Com uma carreira que se estendeu por décadas, Haroldo se destacou como analista do Carnaval e, mais recentemente, foi jurado do Estandarte de Ouro, prêmio concedido pelo jornal O Globo. Antes disso, integrou a comissão da Liga Independente das Escolas de Samba (Liesa), contribuindo para discussões sobre critérios de julgamento e a memória do samba como uma valiosa expressão cultural.
A trajetória de Costa começou no Teatro Experimental do Negro (TEN), um grupo fundado pelo ativista Abdias do Nascimento, que reunia artistas e intelectuais afrodescendentes em prol do reconhecimento cultural e do combate ao racismo nas artes. Foi nesse ambiente que Haroldo refinou sua formação como ator e pesquisador.
Em 1956, ele se destacou como protagonista da peça “Orfeu da Conceição”, de Vinicius de Moraes, com música de Antonio Carlos Jobim. Este espetáculo não só marcou o início de uma parceria icônica entre o poeta e o compositor, mas também fez de Haroldo o primeiro ator negro a desempenhar um papel principal no Theatro Municipal do Rio de Janeiro, uma conquista notável em sua carreira. A produção contou com cenários projetados por Oscar Niemeyer e pôsteres de Carlos Scliar, reforçando a relevância cultural do evento.

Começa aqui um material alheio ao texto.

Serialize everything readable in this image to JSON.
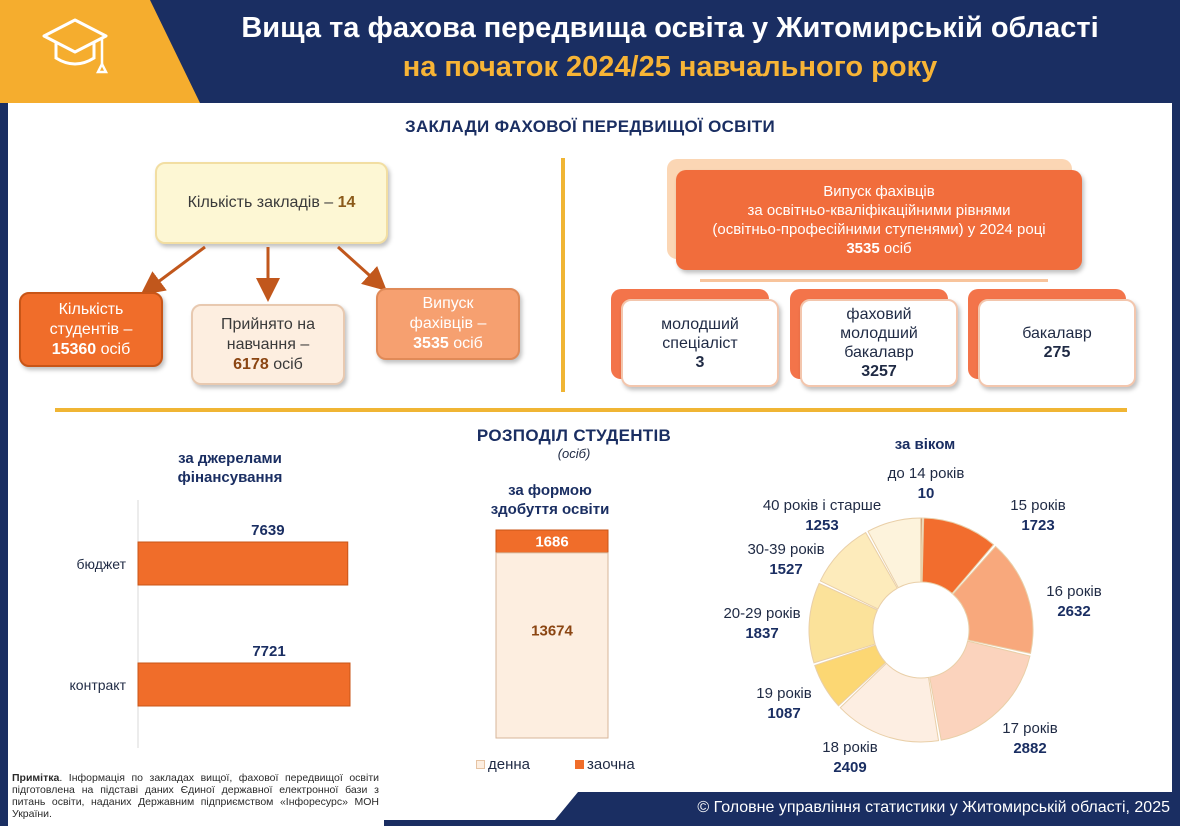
{
  "header": {
    "title_line1": "Вища та фахова передвища освіта у Житомирській області",
    "title_line2": "на початок 2024/25 навчального року",
    "logo_icon": "graduation-cap-icon"
  },
  "colors": {
    "navy": "#1a2e62",
    "gold": "#f5ad2e",
    "orange": "#f06d2a",
    "peach": "#f6a070",
    "cream": "#fdeee0"
  },
  "section1": {
    "title": "ЗАКЛАДИ ФАХОВОЇ ПЕРЕДВИЩОЇ ОСВІТИ",
    "institutions": {
      "label": "Кількість закладів –",
      "value": "14"
    },
    "students": {
      "label_line1": "Кількість",
      "label_line2": "студентів –",
      "value": "15360",
      "unit": "осіб"
    },
    "admitted": {
      "label_line1": "Прийнято на",
      "label_line2": "навчання –",
      "value": "6178",
      "unit": "осіб"
    },
    "graduates": {
      "label_line1": "Випуск",
      "label_line2": "фахівців –",
      "value": "3535",
      "unit": "осіб"
    },
    "graduates_detail": {
      "line1": "Випуск фахівців",
      "line2": "за освітньо-кваліфікаційними рівнями",
      "line3": "(освітньо-професійними ступенями) у 2024 році",
      "value": "3535",
      "unit": "осіб"
    },
    "levels": [
      {
        "line1": "молодший",
        "line2": "спеціаліст",
        "line3": "",
        "value": "3"
      },
      {
        "line1": "фаховий",
        "line2": "молодший",
        "line3": "бакалавр",
        "value": "3257"
      },
      {
        "line1": "бакалавр",
        "line2": "",
        "line3": "",
        "value": "275"
      }
    ]
  },
  "section2": {
    "title": "РОЗПОДІЛ СТУДЕНТІВ",
    "subtitle": "(осіб)"
  },
  "chart_data": [
    {
      "type": "bar",
      "orientation": "horizontal",
      "title_line1": "за джерелами",
      "title_line2": "фінансування",
      "categories": [
        "бюджет",
        "контракт"
      ],
      "values": [
        7639,
        7721
      ],
      "color": "#f06d2a"
    },
    {
      "type": "bar",
      "stacked": true,
      "title_line1": "за формою",
      "title_line2": "здобуття освіти",
      "series": [
        {
          "name": "денна",
          "values": [
            13674
          ],
          "color": "#fdeee0"
        },
        {
          "name": "заочна",
          "values": [
            1686
          ],
          "color": "#f06d2a"
        }
      ],
      "legend_position": "bottom"
    },
    {
      "type": "pie",
      "donut": true,
      "title": "за віком",
      "slices": [
        {
          "label": "до 14 років",
          "value": 10,
          "color": "#a6481a"
        },
        {
          "label": "15 років",
          "value": 1723,
          "color": "#f26d2e"
        },
        {
          "label": "16 років",
          "value": 2632,
          "color": "#f8a87c"
        },
        {
          "label": "17 років",
          "value": 2882,
          "color": "#fbd3bd"
        },
        {
          "label": "18 років",
          "value": 2409,
          "color": "#fdeee2"
        },
        {
          "label": "19 років",
          "value": 1087,
          "color": "#fcd773"
        },
        {
          "label": "20-29 років",
          "value": 1837,
          "color": "#fbe29a"
        },
        {
          "label": "30-39 років",
          "value": 1527,
          "color": "#fdebbb"
        },
        {
          "label": "40 років і старше",
          "value": 1253,
          "color": "#fdf3dc"
        }
      ]
    }
  ],
  "footer": {
    "note_label": "Примітка",
    "note_text": ". Інформація по закладах вищої, фахової передвищої освіти підготовлена на підставі даних Єдиної державної електронної бази з питань освіти, наданих Державним підприємством «Інфоресурс» МОН України.",
    "source": "© Головне управління статистики у Житомирській області, 2025"
  }
}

Após seu sucesso no teatro, Haroldo Costa fez parte da equipe que fundou a companhia Brasiliana, formada por ator e bailarinos com a missão de promover a cultura popular brasileira. Durante cinco anos, o grupo fez uma turnê internacional que abrangeu 25 países, levando danças e músicas brasileiras a palcos ao redor do mundo e ampliando o reconhecimento dessas expressões culturais.
Essa experiência foi relembrada na mostra “Haroldo Costa – Samba & Outras Coisas”, realizada pelo Sesi em 2011. Com sua partida, a Federação das Indústrias do Estado do Rio de Janeiro destacou em nota a contribuição de Haroldo como comunicador e produtor cultural, além de relembrar a exposição dedicada a sua trajetória.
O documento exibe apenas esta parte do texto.